Raw materials: volatility and conflicting trends

Text in which the author advocates ideas and draws conclusions based on his or her interpretation of facts and data

Commodity markets, like other financial markets, have experienced unusually high volatility in the last month, primarily due to the trade policy announcements of the new US administration led by Donald Trump. As a result, for example, the price of oil fell by nearly 15% in just a few days, from levels around $75 a barrel of Brent to $65 (with wide fluctuations). However, in contrast, gold appreciated by nearly 8% in the last month, and some agricultural products reported similar gains (the price of coffee appreciated by 8% and corn futures rose by 6%).
This behavior is closely related to potential disruptions to global trade, with economic repercussions for most countries around the world. This, in principle, means lower levels of trade, production, and, consequently, demand for raw materials. However, there is also some underlying factor in the relocation of agricultural plants that could cause upward pressure on prices, as well as increased demand for other plants that act as safe havens. This volatile scenario will lead to a widespread revision of projections not only for activity but also for raw material prices, although with differences depending on their nature.
Among those that have had the greatest impact are the energy sectors, led by oil and gas. In the former, the new, more complex scenario is compounded by OPEC+'s decision to accelerate the normalization of its production, progress toward possible negotiations between Russia and Ukraine, and the recent, though still incipient, rapprochement between the United States and Iran. All of these presuppose a potential increased oil supply.
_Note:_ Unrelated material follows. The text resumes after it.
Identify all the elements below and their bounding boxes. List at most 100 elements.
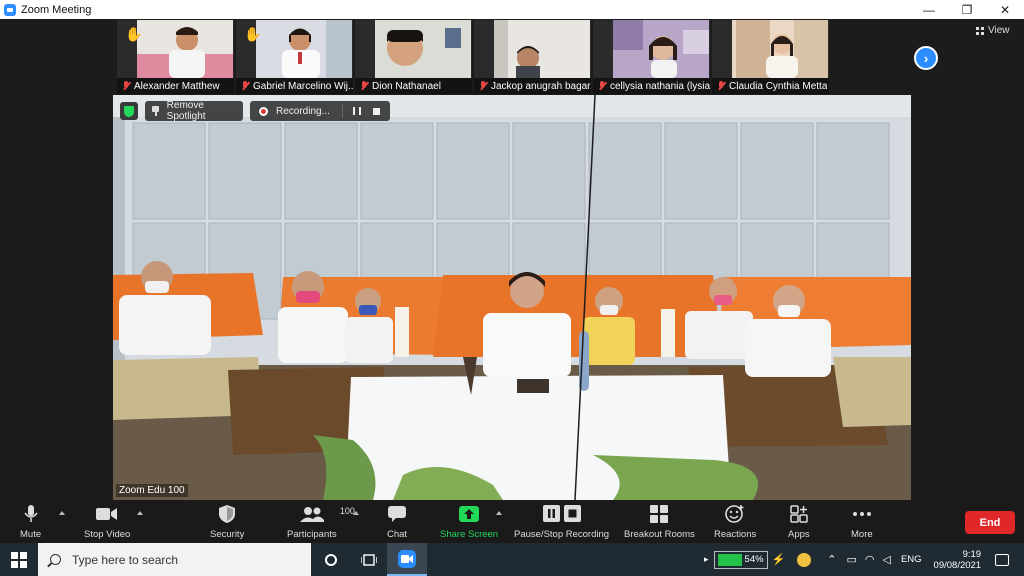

On a more structural front, there are strong conflicting trends that make it difficult to formulate a long-term scenario for raw materials. On the one hand, increased demand for these products is expected to meet the needs of new technologies, including those required to fuel developments in artificial intelligence. On the other hand, there is the policy of unrestricted expansion of raw material production in the United States and its shift away from the objectives of containing the advance of climate change. Ultimately, in the short term, we are headed toward a scenario of low prices for productive or industrial purposes. However, if we extend the analysis of commodities to a longer period, it does not appear that we are rowing in a coordinated manner toward a structural solution to the needs of the energy transition, which is likely to maintain relatively high prices for raw materials such as gas, oil, and metals.
Alejandro Reyes González, BBVA Research.